Discovering Van Gogh on a cruise through France
The Greeks settled it as early as the sixth century BC. Emperor Julius Caesar established it as a Roman colony. And one of his successors Constantine the Great named it his second capital, "the little Rome of the Gauls".
The south-eastern French town of Arles – the self-styled gateway to the vast wetlands and wildlife of the Camargue – may not be as popular with travellers today as, say, nearby Avignon and Aix-en-Provence.
But it still boasts some of the region's greatest attractions: vivid reminders of a visitor who spent barely a year in the town – and an increasingly unruly, unhappy and unfulfilled year at that – Dutch-born painter Vincent van Gogh.
For a comprehensive exhibition and high-tech explanation of his work, admirers must join the long queues outside the magnificent Van Gogh Museum in Amsterdam.
But for an insight into the dramatic life and times of the artist, the colourful landscape that inspired him and the pressures that ultimately unhinged him, nothing beats a walk round Arles and the surrounding, Provencal countryside.
Van Gogh arrived in Arles in February 1888. Exhausted by the pressures of Paris and depressed by its bitter winter, he planned to create a "studio of the south", with similarly temperamental friends such as Paul Gauguin.
Quite what attracted him to jump from a south-bound train and settle in the notoriously "tawdry town" of Arles is a mystery.
Perhaps, as Martin Gayford, author of the must-read book The Yellow House – the name of the artists' ill-fated studio, suggests, it was pure, characteristic whim.
Van Gogh, he writes, expected to spend a few months painting portraits, probably in brothels, before moving on. "Instead, he was instantly fascinated by the possibilities of the area." Its sun, its light, its dark, its vivid colours.
Within months, however, his grand design had turned from sunflowery day into a starry, starry nightmare, as the ill-matched artists clashed.
It culminated in van Gogh infamously chopping off a bit of his own ear with a razor, or – a more recent theory – having it severed by a sword-swinging Gauguin.
Within months, Gauguin had left Arles, and the "mad redhead" had been transferred by his long-suffering brother Theo into a psychiatric hospital in nearby Saint Remy de Provence.
Unfortunately, the Yellow House, the centrepiece of his frantic activity – when he was not busy in the fields, or boozing in the town brothels – was destroyed, during the Second World War by Allied bombers.
Fortunately, he left behind more than some 300 paintings and drawings of the countryside around Arles; its vibrant canals and rivers, bridges and boats, flatlands lands and towering, blue skies, farm labourers and "working" women.
Though most of the pictures are in the Amsterdam gallery, their settings remain unspoilt and surprisingly evocative.
Since my last visit, about a decade ago, famous architect Frank Gehry has completed a fascinating Vincent van Gogh cultural centre, dedicated to the work, life and legacy of the artist.

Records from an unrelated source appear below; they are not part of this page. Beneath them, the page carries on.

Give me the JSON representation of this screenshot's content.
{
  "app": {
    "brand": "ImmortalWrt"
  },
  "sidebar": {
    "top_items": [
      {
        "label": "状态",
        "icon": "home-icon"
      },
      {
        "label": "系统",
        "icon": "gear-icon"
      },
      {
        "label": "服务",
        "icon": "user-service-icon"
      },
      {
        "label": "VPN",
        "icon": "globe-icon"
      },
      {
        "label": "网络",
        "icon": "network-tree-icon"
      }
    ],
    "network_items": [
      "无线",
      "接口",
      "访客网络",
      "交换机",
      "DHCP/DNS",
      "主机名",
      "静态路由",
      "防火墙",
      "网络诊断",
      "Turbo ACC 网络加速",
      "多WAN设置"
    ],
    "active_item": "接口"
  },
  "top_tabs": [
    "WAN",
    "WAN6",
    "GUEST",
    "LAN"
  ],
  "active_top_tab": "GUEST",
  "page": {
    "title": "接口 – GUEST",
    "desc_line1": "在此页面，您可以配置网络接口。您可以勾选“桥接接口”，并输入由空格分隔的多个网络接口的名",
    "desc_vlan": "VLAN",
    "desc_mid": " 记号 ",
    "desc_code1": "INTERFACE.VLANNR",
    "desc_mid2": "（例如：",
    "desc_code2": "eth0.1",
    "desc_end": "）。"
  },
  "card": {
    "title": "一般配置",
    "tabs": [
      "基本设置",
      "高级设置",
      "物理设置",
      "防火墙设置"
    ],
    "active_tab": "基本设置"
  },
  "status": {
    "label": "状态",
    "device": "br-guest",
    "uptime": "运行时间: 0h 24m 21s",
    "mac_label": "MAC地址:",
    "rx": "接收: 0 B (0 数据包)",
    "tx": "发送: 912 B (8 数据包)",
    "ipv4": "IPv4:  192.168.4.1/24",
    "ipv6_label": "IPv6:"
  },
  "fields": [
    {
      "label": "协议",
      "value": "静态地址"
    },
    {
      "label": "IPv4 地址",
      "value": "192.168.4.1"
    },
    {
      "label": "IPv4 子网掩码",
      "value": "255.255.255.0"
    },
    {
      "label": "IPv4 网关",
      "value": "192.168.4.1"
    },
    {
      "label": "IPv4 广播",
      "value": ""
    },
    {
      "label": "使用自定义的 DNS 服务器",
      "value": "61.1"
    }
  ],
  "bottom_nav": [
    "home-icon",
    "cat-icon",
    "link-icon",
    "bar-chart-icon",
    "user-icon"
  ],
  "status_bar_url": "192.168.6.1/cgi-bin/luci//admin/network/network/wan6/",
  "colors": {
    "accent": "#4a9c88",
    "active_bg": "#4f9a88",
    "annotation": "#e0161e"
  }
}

New "then and now" interpretive, information boards, have also been erected at key places, allowing visitors to compare the real, 21st-century place with the artist's interpretations.
For example, a 10-minute walk from the downtown cultural and visitor centres are Les Alyscamps, or "Elysian Fields", an ancient, crumbling Roman necropolis painted repeatedly by the two artists.
After being "lost" over the years in a maze of factories and railway lines, abandoned to lovers and litterers, the quiet burial ground has been restored.
Now as then, the poplar trees and long lines of sarcophagi offer a place of relaxation and reflection, instantly recognisable from the artists' paintings.
Of course, there is much, much more to see and enjoy in Arles, today a small, compact, laid-back, eminently tourist-friendly, town of barely 50,000 inhabitants.
On a bitter spring day when the "mistral" – a strong, north-westerly wind blew hard – we visited the must-see sights: the forum, the Roman Theatre, the Place de la Republique, the Romanesque church of St-Trophime, and the famous, first-century amphitheatre.
The gladiators, slaves, wind animals and criminals, who fought and died in the first-century stadium, may be long gone, but the towering, 25,000-seater still hosts bullfights, or "corridas".
To the dismay of some visitors, not all the bulls survive. "Not everyone approves," our guide says. "But right or wrong, it is still part of the local culture."
Van Gogh, it seems, confined himself to painting pictures of the crowds at "the bull games".
Some experts, however, suggest that, such was the impression on him, that he cut his own ear after observing the custom by which the victorious matador severed one ear of a defeated bull and, after showing it to the crowd, presented it to a lady.